Lire la suite pour entendre parler des données scientifiques brutes, de non-reproductibilité, de timides avancées, de droit sui generis des bases de données et de licences Creative Commons v4.
Sommaire
- À la recherche des données de recherche
- Les essais cliniques, essaie encore
- Le jeu de la plateforme
- Le secteur public décideur de demain (ouais plutôt demain)
- Et maintenant ?
À la recherche des données de recherche
« Monter sur des épaules de géant pour voir plus loin », disait Newton. Aujourd'hui, nous continuons à construire en nous fondant sur les concepts et les résultats de nos prédécesseurs. Mais aujourd'hui, nous sommes face à un problème que Newton n'aurait jamais pu anticiper : l'impossibilité d'accéder aux données scientifiques générées par nos pairs.

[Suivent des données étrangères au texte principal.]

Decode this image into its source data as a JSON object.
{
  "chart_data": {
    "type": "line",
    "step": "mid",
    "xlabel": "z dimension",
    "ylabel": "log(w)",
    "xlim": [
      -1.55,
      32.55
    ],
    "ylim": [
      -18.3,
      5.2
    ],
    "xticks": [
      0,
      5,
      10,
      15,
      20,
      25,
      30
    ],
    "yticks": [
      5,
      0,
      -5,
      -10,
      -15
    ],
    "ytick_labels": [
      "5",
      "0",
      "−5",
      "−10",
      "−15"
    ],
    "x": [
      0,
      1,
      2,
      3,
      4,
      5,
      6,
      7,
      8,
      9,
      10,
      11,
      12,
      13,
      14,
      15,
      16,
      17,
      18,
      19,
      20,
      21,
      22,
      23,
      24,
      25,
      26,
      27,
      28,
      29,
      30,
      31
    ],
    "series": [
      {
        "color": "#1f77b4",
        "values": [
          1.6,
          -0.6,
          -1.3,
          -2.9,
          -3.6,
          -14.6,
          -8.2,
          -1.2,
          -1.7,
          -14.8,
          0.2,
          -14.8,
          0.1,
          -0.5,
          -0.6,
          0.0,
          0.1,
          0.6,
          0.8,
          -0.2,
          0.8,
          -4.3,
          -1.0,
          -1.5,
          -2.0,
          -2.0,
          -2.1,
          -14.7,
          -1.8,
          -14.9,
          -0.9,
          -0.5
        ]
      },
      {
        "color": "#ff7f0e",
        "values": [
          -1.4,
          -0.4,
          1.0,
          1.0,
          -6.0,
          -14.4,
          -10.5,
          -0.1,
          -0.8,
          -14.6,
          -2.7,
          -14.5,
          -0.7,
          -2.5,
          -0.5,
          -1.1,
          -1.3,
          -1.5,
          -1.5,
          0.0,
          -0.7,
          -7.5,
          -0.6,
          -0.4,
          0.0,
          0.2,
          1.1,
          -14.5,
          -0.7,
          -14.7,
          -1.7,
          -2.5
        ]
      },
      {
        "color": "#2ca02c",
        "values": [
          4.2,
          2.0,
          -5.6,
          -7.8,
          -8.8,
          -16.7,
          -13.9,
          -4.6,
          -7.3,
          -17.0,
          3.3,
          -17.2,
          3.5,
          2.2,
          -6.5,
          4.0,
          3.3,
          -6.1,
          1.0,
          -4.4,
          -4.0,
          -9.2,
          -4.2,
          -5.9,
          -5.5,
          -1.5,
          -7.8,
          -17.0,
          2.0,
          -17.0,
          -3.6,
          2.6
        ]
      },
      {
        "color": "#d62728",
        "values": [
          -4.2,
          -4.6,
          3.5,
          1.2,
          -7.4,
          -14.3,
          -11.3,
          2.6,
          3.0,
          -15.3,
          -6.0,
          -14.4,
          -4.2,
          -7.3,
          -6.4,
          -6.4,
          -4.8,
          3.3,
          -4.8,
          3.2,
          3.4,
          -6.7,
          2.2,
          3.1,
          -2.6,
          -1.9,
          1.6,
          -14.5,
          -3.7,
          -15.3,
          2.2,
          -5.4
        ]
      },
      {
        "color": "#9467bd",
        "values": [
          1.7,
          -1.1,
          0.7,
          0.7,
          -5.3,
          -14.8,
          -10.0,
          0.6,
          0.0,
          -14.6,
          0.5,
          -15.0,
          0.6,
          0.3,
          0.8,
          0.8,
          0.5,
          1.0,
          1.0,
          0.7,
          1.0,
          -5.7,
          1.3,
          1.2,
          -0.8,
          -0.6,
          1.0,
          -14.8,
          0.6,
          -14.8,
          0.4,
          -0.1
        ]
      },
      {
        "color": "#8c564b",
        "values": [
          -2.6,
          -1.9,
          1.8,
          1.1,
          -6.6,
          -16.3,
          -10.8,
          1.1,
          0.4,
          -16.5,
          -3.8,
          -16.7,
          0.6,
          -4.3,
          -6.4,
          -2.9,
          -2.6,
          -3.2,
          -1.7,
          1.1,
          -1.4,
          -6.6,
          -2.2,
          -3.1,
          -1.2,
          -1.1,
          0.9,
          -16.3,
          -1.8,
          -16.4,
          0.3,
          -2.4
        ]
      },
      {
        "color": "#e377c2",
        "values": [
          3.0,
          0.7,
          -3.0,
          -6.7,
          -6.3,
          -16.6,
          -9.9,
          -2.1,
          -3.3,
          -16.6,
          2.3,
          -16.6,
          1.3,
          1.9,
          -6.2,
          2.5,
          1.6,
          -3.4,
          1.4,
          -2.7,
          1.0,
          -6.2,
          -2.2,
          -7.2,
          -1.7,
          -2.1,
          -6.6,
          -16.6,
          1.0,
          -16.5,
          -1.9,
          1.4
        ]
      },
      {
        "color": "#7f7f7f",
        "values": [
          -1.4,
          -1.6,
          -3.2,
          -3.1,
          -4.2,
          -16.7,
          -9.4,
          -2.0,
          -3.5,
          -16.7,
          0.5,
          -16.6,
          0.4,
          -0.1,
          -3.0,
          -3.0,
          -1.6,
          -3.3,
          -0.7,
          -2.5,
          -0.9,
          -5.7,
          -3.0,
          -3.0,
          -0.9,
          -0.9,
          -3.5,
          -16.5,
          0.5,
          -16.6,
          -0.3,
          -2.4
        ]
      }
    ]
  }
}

La recherche scientifique actuelle produit une quantité de données incommensurable, chaque expérience individuelle pouvant générer des giga- ou des térabits de données. Le problème pour la communauté scientifique est que la majorité de ces données ne parvient pas à être publiée car les publications scientifiques tendent, par nécessité, à être limitées aux conclusions principales ou aux résumés des résultats les plus frappants. Les données brutes sont souvent laissées de côté et peuvent être altérées ou perdues, ainsi inaccessibles à la communauté actuelle et future.
Étant donné que la majorité de données de recherche représente de la donnée « négative » (c'est-à-dire produites par des expériences ratées ou ne validant pas/ne donnant pas de réponse claire à l'hypothèse de départ), la perte de ces données mène à une répétition inutile d'expériences chères et chronophages. C'est un problème qui s'auto-entretient : si les chercheurs basent leurs hypothèses sur la littérature publiée seulement, ils continueront à perdre de l'argent et du temps répétant des manipulations ratées et, au mieux, reproduisant des données non-nécessaires ou, au pire, créant de nouveaux jeux de données de faux positifs.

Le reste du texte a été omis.